Al Jazeera obtains footage of governor of Southern Kordofan apparently condoning war crimes in orders to Sudanese army.
The governor of Sudan’s Southern Kordofan has been filmed addressing troops before a battle with rebel fighters urging them to "take no prisoners".
In footage obtained by Al Jazeera, Ahmed Harun, the state governor who has already been indicted by the International Criminal Court (ICC) for crimes against humanity in Darfur, is captured on camera telling his soldiers to take strong action against anyone who comes in their way.
Southern Kordofan holds most of Sudan's remaining known oil reserves, after South Sudan seceded in July 2011, taking its oilfields with it.
Southern Kordofan has become a strategic asset for Khartoum, but rebels there want to follow Juba and be granted independence from Khartoum.
The footage shows Sudanese troops stationed in a captured base involved in a gun battle with rebel forces.
Harun is addressing his soldiers before they enter rebel territory by saying: "You must hand over the place clean. Swept, rubbed, crushed. Don’t bring them back alive. We have no space for them."
An army commander standing near Harun then says: "Don’t bring them back, eat them alive."
General Jogot Mekwar, who is from the Southern Kordofan rebel forces after watching the video told Al Jazeera: "What Ahmed Harun says is inhumane. He wants to enslave people, and he has a hatred against humanity."
"From our perspective, the things he says are the reason the court has issued an arrest warrant."
Accusations denied Rabi Abdel Atti, an adviser to Sudan's government, spoke to Al Jazeera about the video
Sudan's government said Harun's comments were "not interpreted correctly," Rabi Abdel Atti, a senior adviser to Sudan's information ministry, told Al Jazeera from Khartoum on Saturday.
"He is not ordering the soldiers to kill civilians but to kill rebels; this is war," Abdel Atti said.
"What was said by the Southern Kordofan governor to the soldiers is in the context of mobilisation of soldiers to confront and to chase the rebels to the south where they are coming from.
"What do you want us to do if rebels come and invade the area and threaten civilians and disturb peace and security in the area? I think that what is said by the governor is absolutely correct to confront those.

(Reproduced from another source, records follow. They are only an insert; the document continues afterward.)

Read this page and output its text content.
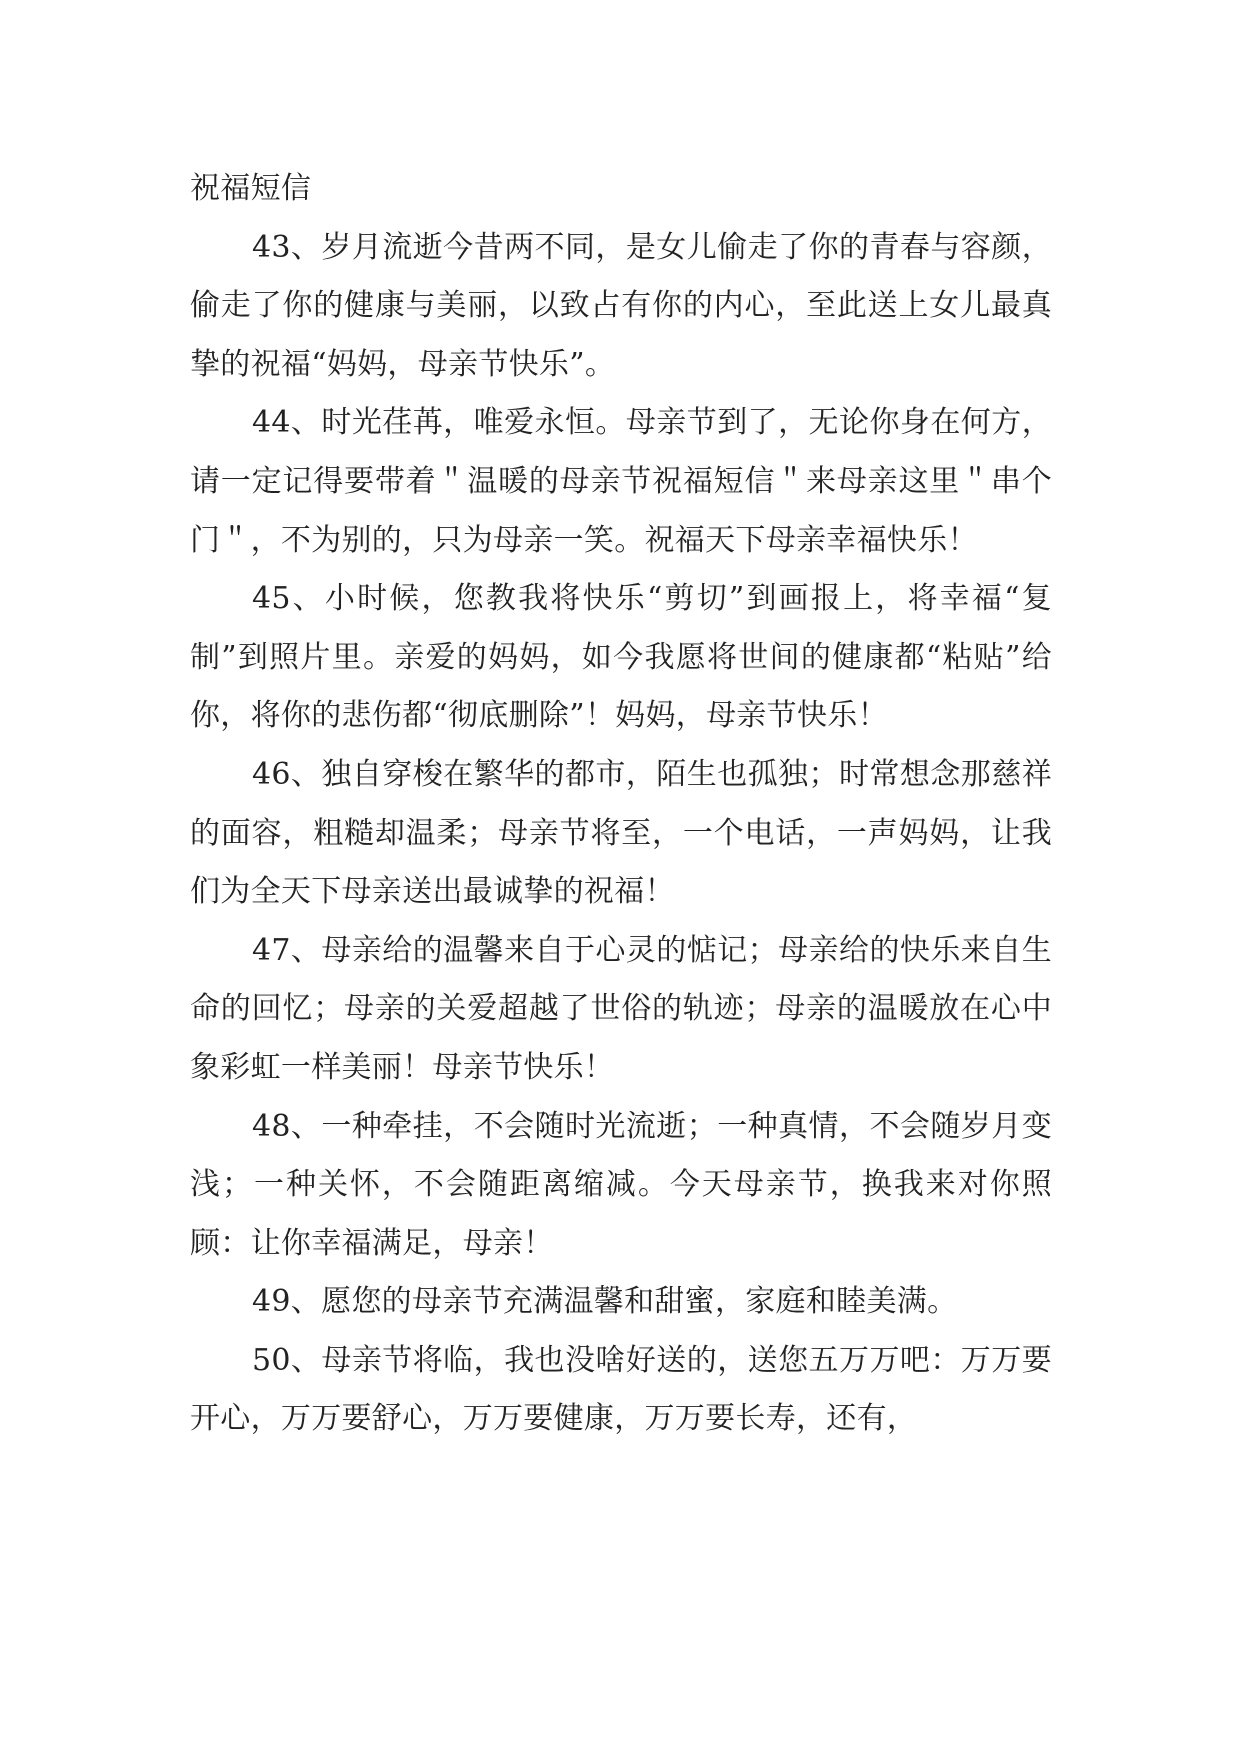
祝福短信

43、岁月流逝今昔两不同，是女儿偷走了你的青春与容颜，偷走了你的健康与美丽，以致占有你的内心，至此送上女儿最真挚的祝福“妈妈，母亲节快乐”。

44、时光荏苒，唯爱永恒。母亲节到了，无论你身在何方，请一定记得要带着＂温暖的母亲节祝福短信＂来母亲这里＂串个门＂，不为别的，只为母亲一笑。祝福天下母亲幸福快乐！

45、小时候，您教我将快乐“剪切”到画报上，将幸福“复制”到照片里。亲爱的妈妈，如今我愿将世间的健康都“粘贴”给你，将你的悲伤都“彻底删除”！妈妈，母亲节快乐！

46、独自穿梭在繁华的都市，陌生也孤独；时常想念那慈祥的面容，粗糙却温柔；母亲节将至，一个电话，一声妈妈，让我们为全天下母亲送出最诚挚的祝福！

47、母亲给的温馨来自于心灵的惦记；母亲给的快乐来自生命的回忆；母亲的关爱超越了世俗的轨迹；母亲的温暖放在心中象彩虹一样美丽！母亲节快乐！

48、一种牵挂，不会随时光流逝；一种真情，不会随岁月变浅；一种关怀，不会随距离缩减。今天母亲节，换我来对你照顾：让你幸福满足，母亲！

49、愿您的母亲节充满温馨和甜蜜，家庭和睦美满。

50、母亲节将临，我也没啥好送的，送您五万万吧：万万要开心，万万要舒心，万万要健康，万万要长寿，还有，
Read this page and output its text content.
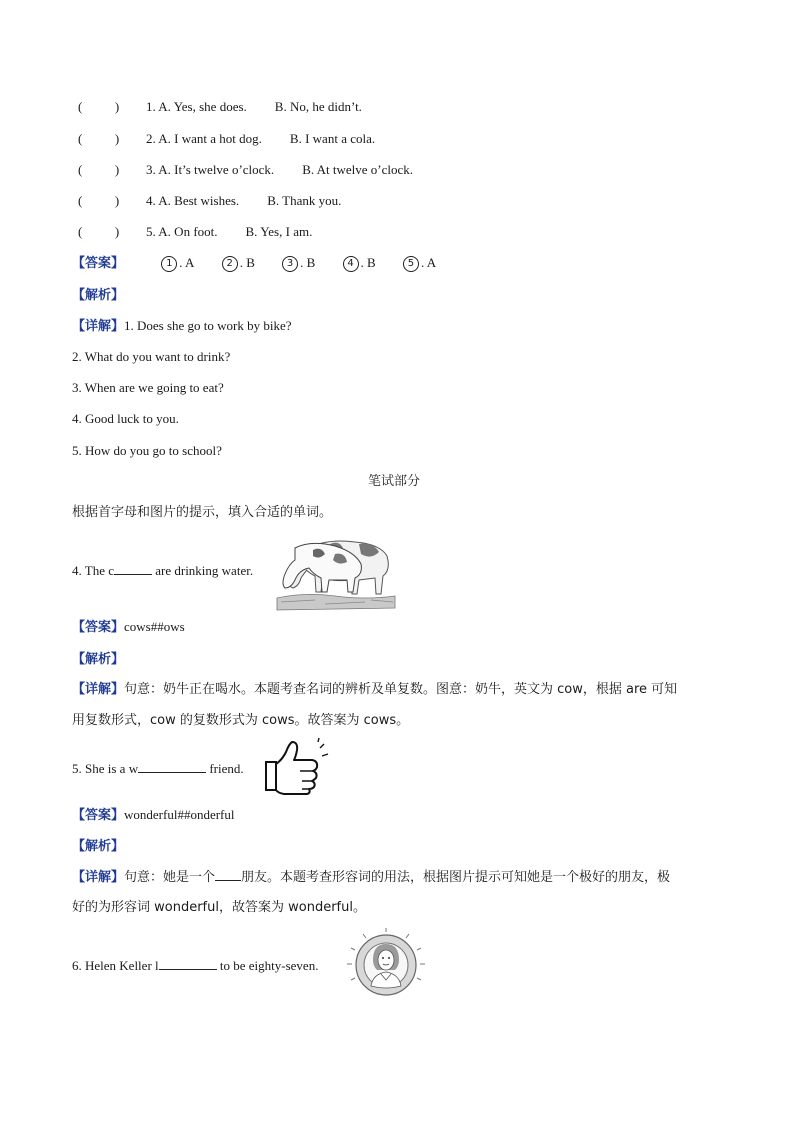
(          ) 1. A. Yes, she does. B. No, he didn’t.
(          ) 2. A. I want a hot dog. B. I want a cola.
(          ) 3. A. It’s twelve o’clock. B. At twelve o’clock.
(          ) 4. A. Best wishes. B. Thank you.
(          ) 5. A. On foot. B. Yes, I am.
【答案】	1 . A	2 . B	3 . B	4 . B	5 . A
【解析】
【详解】1. Does she go to work by bike?
2. What do you want to drink?
3. When are we going to eat?
4. Good luck to you.
5. How do you go to school?
笔试部分
根据首字母和图片的提示，填入合适的单词。
4. The c	are drinking water.
【答案】cows##ows
【解析】
【详解】句意：奶牛正在喝水。本题考查名词的辨析及单复数。图意：奶牛，英文为 cow，根据 are 可知
用复数形式，cow 的复数形式为 cows。故答案为 cows。
5. She is a w	friend.
【答案】wonderful##onderful
【解析】
【详解】句意：她是一个 朋友。本题考查形容词的用法，根据图片提示可知她是一个极好的朋友，极
好的为形容词 wonderful，故答案为 wonderful。
6. Helen Keller l	to be eighty-seven.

"They are coming to kill our soldiers and our soldiers have a right to kill them."
Al Jazeera's Mohamed Vall, reporting from Khartoum, said people in Sudan felt Harun's comments should not be taken out of context.
"People here are saying that this statement by Ahmed Harun should not be taken as a literal order to the Sudanese soldiers to kill those rebels and not to take any prisoners," he said.
"They said Ahmed Harun was smiling, he was in an unofficial way talking to those soldiers in a situation which is locally understood ... as a way to raise the fighting spirit of the soldiers but not giving them a specific and definite order to kill.
"However, it can be understood outside Sudan as a literal statement, given that Ahmed Harun has been accused by the ICC with those crimes against humanity and war crimes in Darfur.
"In that context it can be very much understood as going in the same direction and the kind of evidence of what has been levelled against Harun."
ICC charges
The ICC's Luis Moreno-Ocampo said Harun should be arrested
Luis Moreno-Ocampo, the chief prosecutor for the ICC, told Al Jazeera the video footage was part of a pattern of behaviour for Harun.
"A commander has a responsibility to ensure that his troops are not violating the law. He cannot encourage them to commit crimes," Moreno-Ocampo said.
"'Take no prisoners' means a crime against humanity or a war crime, because if the prisoner was a combatant it is a war crime and if the pisoner was a civilian it's a crime against humanity.
"In both cases, it confirms the pattern that Mr Harun should be arrested and brought before the ICC to stop the crimes."
In 2007 the ICC issued an arrest warrant for Harun for his alleged role targeting rebel groups in Darfur by funding and arming the Janjaweed armed group to incite attacks against civilian forces.
The charges against him constitute some 50 counts of atrocities including murder, mass rape and torture.
Harun has always denied the accusations, and was quoted as saying the violence "never happened in the first place".
According to the UN, tens of thousands have fled the violence in the Nuba Mountains region since July 2011.
The world body has called for an investigation into reports of human rights abuses in the territory.
Sudan's government has dismissed those accusations, and in turn has accused rebel groups, many of whom fought alongside South Sudan during decades of civil war with the Khartoum government, of launching a rebellion to try and control the territory.
Tensions have been high since Harun, who is a member of Sudanese President Omar al-Bashir's National Congress Party won the state governorship election, in a vote that some opposition groups said was rigged.